昨今、凶悪な事件が報道されない日はない。
それも中学生をはじめ、若者の殺人事件が連続している。
「誰も自分に関心をもってくれないから」
「親が相談にのってくれないから」
そして・・・
「だから相手は誰でもよかった」
「親を困らせたかった」
などという動機が不思議に一致している。
報道されるのは殺人事件やバスジャックのように大きな事件だけだから、報道されない同様の事件はきっと全国で頻発しているのではないかと思う。
何とも殺伐とした世の中になったものである。
しかし翻ってみて、あの小泉政権も政治の中で全く同じようなことをしていたのではないかと思う。
そのことがこうした社会の流れに拍車をかけたのだと思う。
即ち、当時の小泉首相は「私に反対する人はすべて抵抗勢力だ!」と決めつける発言をくり返した。
そしてあの郵政解散では「小泉流の郵政民営化」に反対した自民党議員は、そのことだけの理由で公認せず刺客と称して自分の意のままに従う新人を公認した。

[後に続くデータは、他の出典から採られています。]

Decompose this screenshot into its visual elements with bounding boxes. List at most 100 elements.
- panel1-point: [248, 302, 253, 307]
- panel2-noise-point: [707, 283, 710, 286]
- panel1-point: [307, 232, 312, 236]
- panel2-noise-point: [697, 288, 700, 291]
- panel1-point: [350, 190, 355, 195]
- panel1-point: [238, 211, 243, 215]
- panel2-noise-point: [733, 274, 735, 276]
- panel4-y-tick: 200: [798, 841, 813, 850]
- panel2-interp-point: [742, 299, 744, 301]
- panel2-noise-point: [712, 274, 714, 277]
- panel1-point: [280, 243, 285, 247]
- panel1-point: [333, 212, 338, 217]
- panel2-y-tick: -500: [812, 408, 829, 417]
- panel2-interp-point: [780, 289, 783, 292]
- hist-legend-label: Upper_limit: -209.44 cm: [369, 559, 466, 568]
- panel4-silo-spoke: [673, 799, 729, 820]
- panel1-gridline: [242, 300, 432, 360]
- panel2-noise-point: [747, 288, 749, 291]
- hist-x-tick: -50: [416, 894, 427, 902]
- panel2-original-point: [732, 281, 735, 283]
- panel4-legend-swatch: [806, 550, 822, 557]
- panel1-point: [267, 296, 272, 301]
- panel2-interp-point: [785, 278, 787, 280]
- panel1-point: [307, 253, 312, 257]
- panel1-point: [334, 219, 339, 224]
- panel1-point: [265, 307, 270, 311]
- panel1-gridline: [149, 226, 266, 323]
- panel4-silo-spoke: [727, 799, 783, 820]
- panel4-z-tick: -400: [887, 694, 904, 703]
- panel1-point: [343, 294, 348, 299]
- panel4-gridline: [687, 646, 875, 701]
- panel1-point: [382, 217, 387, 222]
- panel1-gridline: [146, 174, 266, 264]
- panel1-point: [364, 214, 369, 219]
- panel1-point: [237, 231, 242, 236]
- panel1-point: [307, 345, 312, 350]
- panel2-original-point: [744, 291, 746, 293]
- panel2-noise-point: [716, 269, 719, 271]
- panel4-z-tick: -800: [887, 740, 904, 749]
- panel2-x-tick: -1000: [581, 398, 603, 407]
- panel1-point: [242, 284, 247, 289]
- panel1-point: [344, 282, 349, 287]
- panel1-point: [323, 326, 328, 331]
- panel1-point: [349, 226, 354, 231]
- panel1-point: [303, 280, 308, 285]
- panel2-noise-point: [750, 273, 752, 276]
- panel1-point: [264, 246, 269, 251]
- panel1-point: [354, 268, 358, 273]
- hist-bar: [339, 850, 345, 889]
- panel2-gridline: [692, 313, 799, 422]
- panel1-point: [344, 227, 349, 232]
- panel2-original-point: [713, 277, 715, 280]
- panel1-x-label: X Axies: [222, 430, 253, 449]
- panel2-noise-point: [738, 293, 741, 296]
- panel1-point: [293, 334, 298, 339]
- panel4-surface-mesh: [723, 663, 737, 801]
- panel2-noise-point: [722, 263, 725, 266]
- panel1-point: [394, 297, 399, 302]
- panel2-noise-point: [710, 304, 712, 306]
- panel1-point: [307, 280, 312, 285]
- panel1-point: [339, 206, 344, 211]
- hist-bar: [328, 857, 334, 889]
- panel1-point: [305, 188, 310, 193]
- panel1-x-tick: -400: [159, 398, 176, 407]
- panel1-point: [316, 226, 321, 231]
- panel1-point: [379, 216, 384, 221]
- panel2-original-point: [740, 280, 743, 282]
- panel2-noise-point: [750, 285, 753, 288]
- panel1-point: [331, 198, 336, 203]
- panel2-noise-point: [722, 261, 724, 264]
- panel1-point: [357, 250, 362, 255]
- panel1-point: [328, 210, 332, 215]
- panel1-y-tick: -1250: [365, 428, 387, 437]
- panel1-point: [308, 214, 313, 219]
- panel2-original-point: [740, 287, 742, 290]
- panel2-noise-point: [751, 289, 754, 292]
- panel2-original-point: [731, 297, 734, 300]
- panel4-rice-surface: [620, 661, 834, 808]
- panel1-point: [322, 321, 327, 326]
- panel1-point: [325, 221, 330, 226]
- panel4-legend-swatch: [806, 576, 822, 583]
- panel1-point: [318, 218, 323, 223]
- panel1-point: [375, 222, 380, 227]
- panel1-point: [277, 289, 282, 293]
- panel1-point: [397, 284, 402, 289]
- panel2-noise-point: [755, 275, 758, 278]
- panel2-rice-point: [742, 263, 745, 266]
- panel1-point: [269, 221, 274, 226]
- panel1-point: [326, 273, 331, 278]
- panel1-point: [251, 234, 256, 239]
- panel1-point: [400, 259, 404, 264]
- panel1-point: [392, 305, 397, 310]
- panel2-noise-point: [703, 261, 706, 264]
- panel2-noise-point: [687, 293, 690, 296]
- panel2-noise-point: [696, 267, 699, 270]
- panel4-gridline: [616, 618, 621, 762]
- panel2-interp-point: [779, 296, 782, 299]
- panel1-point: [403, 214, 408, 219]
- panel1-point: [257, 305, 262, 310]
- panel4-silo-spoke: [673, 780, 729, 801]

そこには自分の意見に従わなければ政治生命を奪うという、すさまじいまでの強者の論理、弱い者いじめの構図がくっきりと浮かんでくる。
そのいじめの実態を生々しくTVは連日報道し、日本中が異様な雰囲気と熱気に包まれたものである。
さらにライブドアの堀江元社長を事実上公認し、自民党の看板の一人としたである。
その彼は「金さえあれば何でも手に入る。金がすべてだ」と明言していた人物である。
あれからまもなく丸3年である。
「郵政民営化さえすれば経済は活性化し税収が増え、財政は改善し増税する必要がなくなり、明るい豊かな国になる」という約束は一体どうなったのか。
全く正反対の日本の現状ではないか。
国民負担は増える一方で、しかも弱者をいたわる心をなくし、自分さえよければという殺伐とした社会になってきている。
こうした政治の在り方が国民とりわけ若者に対して、自分の意見に従わなければ許さないという強者の論理、弱者いじめが正当化されるかのようなメッセージを与えたのだと思う。
あの福沢諭吉は
自由の気風は「必ず反対する意見が自由に発表され、少数意見の権利が保証されるところにのみ存在する」「一つの物の考え方だけが流通しているような場合には自由な気風がない」と喝破した。
そしてまた「天は人の上に人をつくらず、人の下に人をつくらず」という名言も残した。
今や日本の社会は本来の自由の気風を失い「人の上にカネをつくり、カネの下に人をつくり」というマネー第1の社会に陥ってしまったこともまた、昨今の凶悪事件が連続して起こる背景にあるのではないかと思う。